After waiting eight years for a second chance at the Republican presidential nomination, McCain and his famed Straight Talk Express - the moniker given his campaign bus - have officially hit the ditch.
A Wall Street Journal/NBC News poll this week showed McCain, the presumptive Republican front-runner as recently as January, languishing with just 14 per cent support, 15 points behind the front-runner, former New York mayor Rudy Giuliani. According to the nationwide poll, Romney had pulled even with McCain, despite lacking McCain's name recognition.
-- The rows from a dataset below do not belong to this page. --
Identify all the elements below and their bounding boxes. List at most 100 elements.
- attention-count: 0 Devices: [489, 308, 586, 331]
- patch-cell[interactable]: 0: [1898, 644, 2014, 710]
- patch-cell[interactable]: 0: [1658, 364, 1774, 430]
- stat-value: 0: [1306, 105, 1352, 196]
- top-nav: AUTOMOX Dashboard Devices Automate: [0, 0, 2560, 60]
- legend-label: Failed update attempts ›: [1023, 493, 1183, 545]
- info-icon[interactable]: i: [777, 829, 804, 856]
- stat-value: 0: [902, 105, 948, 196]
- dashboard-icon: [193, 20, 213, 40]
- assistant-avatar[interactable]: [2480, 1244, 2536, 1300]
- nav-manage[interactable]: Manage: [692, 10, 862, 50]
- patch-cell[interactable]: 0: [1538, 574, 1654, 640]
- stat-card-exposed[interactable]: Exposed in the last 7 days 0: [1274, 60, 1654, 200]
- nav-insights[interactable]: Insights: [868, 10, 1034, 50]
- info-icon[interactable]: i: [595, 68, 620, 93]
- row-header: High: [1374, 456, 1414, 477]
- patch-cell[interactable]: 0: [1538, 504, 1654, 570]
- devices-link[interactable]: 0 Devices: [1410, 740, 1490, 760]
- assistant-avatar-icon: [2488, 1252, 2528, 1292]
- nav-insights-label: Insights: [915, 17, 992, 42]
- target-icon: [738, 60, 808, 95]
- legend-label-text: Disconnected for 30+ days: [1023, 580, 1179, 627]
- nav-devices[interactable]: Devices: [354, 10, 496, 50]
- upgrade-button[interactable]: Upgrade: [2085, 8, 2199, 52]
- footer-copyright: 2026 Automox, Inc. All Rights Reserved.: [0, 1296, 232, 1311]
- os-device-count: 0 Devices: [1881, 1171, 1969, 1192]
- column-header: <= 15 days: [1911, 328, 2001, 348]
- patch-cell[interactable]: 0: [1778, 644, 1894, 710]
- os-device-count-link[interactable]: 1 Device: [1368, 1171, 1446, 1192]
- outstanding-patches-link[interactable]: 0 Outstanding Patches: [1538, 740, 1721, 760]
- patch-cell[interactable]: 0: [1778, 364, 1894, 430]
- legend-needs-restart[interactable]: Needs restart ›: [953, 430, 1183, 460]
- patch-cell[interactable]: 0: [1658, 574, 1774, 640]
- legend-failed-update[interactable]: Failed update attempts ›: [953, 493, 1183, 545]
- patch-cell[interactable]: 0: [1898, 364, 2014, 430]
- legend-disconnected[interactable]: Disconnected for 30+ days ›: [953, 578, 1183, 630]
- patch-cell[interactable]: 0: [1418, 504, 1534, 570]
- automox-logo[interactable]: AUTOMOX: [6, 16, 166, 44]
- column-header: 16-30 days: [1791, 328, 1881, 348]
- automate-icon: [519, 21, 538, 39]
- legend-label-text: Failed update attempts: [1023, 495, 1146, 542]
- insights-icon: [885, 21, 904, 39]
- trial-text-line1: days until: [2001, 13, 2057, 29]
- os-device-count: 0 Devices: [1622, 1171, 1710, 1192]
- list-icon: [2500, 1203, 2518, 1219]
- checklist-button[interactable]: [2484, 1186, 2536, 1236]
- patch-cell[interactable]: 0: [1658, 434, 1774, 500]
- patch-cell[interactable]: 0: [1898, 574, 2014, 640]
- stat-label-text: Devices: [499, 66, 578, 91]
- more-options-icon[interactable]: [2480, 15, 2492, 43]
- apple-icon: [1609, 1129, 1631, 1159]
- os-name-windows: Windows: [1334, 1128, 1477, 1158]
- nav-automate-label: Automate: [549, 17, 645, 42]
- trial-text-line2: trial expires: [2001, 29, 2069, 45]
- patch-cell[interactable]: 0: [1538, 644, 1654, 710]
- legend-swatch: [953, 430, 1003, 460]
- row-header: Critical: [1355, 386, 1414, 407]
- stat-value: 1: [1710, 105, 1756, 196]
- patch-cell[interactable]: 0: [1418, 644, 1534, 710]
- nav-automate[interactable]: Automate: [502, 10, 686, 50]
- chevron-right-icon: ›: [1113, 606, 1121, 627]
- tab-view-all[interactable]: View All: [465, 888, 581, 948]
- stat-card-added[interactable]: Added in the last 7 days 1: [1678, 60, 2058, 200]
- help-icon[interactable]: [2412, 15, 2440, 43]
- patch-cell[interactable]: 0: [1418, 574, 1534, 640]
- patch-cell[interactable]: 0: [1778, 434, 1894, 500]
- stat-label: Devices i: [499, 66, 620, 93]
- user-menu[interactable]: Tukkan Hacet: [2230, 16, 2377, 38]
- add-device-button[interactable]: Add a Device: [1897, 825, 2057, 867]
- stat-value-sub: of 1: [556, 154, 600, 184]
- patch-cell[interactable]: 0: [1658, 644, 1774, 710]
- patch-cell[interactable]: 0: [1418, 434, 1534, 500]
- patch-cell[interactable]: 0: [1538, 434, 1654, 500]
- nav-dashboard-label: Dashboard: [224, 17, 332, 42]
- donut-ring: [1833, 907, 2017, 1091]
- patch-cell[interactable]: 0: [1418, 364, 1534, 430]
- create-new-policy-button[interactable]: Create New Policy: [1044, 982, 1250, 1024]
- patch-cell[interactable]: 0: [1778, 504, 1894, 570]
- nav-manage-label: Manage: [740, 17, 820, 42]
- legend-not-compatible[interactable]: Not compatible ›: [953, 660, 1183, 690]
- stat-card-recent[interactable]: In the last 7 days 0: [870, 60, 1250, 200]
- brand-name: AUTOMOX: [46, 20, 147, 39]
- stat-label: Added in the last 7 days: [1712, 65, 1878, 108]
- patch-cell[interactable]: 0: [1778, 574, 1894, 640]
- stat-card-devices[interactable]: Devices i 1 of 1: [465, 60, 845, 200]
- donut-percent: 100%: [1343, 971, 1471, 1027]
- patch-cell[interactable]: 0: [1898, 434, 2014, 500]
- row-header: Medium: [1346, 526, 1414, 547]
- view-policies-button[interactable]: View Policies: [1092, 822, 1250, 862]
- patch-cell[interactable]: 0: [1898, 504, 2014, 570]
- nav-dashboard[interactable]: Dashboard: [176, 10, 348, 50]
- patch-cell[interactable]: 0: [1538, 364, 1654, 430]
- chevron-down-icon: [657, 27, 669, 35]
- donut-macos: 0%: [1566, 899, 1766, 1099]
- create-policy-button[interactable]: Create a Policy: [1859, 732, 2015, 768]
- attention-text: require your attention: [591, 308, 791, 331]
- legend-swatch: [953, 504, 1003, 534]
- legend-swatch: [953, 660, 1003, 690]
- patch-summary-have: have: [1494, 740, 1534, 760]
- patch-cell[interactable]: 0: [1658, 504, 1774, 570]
Worse yet for the 70-year-old senator, he trails Republican actor and lawyer Fred Thompson, a candidate who has still not formally entered the Republican field. "McCain is sinking," says Larry Sabato, director of the Center for Politics at the University of Virginia.
The apparent collapse of McCain's campaign has stunned longtime Republican fundraisers and activists, who only last year scrambled to donate money and sign on as political advisers.
How did it go so wrong? The most obvious reasons for McCain's woes, say analysts, are his unswerving support for the war in Iraq and President George W. Bush's recent troop surge. McCain's unpopular stand has driven away independent voters and moderate Republicans who supported his insurgent campaign against Bush in 2000.
Never popular with Republican conservatives, McCain has recently alienated them further with his outspoken defence of controversial legislation that would give 12 million undocumented immigrants a path to American citizenship.
"He is crosswise to conservatives on immigration, and the people who were most excited about him in 2000 - the moderate Republicans - are mad at him on Iraq," observes Cal Jillson, a presidential historian at Southern Methodist University in Dallas. "The political base is just not there for him in nearly the same way it was in 2000, and he's eight years older."
McCain's stand on the war actually would have helped him with most Republicans, but there are other strong candidates in the field in that regard and none of them are trying to ram an unpopular amnesty for illegals down the throats of the American people.